A flamingo in a bright back garden is grooming it’s feathers. What it sees from the shade cast by the statues of ancient Gods and facing an incarnation of the Buddha is a mystery. Balanced on one foot in a corner pond covered in dark green pads and innocent opulent white lilies it peers down towards the warm tiled floor. The limestone slabs are etched with chalk hearts like fortune cookies next to hopscotch and drawings of monsters and men. I am a scatter-brain, but I cannot feign an understanding of what this bird is looking at, and so fondly. Parched dead leaves not cleared from autumns past dwell below a dusty circular patio table mixed with used cat litter and fallen grapefruit that have dropped from the tree above.
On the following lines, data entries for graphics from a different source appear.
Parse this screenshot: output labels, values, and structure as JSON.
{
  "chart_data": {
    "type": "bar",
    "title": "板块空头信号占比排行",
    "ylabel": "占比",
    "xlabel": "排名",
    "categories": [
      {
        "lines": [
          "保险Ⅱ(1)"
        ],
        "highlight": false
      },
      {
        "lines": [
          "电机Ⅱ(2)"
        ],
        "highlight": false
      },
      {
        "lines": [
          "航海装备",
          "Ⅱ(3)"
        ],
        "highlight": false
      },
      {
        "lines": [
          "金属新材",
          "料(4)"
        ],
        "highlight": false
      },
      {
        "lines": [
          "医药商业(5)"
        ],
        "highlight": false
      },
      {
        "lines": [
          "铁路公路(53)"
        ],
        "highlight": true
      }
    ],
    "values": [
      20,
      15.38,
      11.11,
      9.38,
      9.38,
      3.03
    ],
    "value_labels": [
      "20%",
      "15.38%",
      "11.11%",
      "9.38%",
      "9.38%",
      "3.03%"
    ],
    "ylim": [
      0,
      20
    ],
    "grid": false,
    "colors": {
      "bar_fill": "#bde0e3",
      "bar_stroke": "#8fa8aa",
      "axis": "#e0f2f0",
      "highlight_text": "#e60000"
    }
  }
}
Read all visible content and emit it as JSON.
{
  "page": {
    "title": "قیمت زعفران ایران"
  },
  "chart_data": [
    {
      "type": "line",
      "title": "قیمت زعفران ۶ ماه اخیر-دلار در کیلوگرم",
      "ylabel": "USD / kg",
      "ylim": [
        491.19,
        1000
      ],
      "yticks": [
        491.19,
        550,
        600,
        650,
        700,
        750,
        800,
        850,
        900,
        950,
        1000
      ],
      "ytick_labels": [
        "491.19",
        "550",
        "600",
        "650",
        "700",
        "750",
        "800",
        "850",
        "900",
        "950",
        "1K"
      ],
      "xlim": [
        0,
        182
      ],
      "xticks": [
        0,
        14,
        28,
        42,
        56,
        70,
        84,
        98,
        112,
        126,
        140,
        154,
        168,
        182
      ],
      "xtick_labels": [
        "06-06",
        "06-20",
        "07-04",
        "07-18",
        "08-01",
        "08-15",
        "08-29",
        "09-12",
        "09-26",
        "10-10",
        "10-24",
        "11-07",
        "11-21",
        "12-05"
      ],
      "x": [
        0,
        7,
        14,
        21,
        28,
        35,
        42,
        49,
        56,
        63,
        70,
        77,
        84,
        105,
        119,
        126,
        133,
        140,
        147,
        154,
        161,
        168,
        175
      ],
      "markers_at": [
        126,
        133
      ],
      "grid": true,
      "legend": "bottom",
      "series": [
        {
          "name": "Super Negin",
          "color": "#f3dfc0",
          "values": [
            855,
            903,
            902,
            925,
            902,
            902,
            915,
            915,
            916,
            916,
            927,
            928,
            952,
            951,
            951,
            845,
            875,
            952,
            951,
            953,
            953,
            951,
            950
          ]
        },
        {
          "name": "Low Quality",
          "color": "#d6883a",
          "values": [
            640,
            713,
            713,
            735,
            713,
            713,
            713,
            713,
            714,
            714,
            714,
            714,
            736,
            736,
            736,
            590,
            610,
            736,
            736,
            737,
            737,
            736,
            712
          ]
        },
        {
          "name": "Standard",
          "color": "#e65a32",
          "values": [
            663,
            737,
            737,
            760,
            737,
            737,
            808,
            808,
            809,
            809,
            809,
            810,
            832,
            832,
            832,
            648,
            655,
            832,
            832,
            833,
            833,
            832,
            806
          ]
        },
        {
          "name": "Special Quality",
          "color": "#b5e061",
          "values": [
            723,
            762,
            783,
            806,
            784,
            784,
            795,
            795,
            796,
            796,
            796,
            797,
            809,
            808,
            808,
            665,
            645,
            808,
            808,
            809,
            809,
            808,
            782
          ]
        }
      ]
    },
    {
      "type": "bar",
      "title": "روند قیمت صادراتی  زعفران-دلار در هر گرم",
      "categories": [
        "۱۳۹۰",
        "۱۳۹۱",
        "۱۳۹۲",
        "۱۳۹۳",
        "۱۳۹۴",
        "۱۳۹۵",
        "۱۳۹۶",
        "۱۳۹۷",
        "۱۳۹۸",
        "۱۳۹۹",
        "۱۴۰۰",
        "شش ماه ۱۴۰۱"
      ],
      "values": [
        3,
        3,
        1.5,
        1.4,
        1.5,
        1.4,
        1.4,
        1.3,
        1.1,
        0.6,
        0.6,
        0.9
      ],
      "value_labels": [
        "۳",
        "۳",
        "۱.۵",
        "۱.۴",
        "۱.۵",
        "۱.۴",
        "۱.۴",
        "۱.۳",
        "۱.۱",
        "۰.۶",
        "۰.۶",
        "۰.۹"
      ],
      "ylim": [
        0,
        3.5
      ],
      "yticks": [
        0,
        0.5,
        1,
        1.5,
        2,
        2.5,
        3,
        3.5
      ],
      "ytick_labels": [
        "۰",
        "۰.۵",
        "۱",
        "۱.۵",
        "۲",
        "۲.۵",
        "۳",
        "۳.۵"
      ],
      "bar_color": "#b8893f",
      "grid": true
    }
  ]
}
Though most of the colour is muted or bland there are infusions of vibrancy from the vermillion bed sheet to the violet bloom of clusters of flowers that pierce through the vines and corrugated iron. My garden at Giverney without a bridge in the centre of the picture, there are instead are two chairs. Comfortable chairs whose metallic legs and arms glisten in the light and whose black pleather fabric absorbs the heat of another wild day.
The flamingo is a strange visitor to this garden that is mostly derelict and sparse,
It’s gangly frame leaps out of the water ***** it’s wings and departs.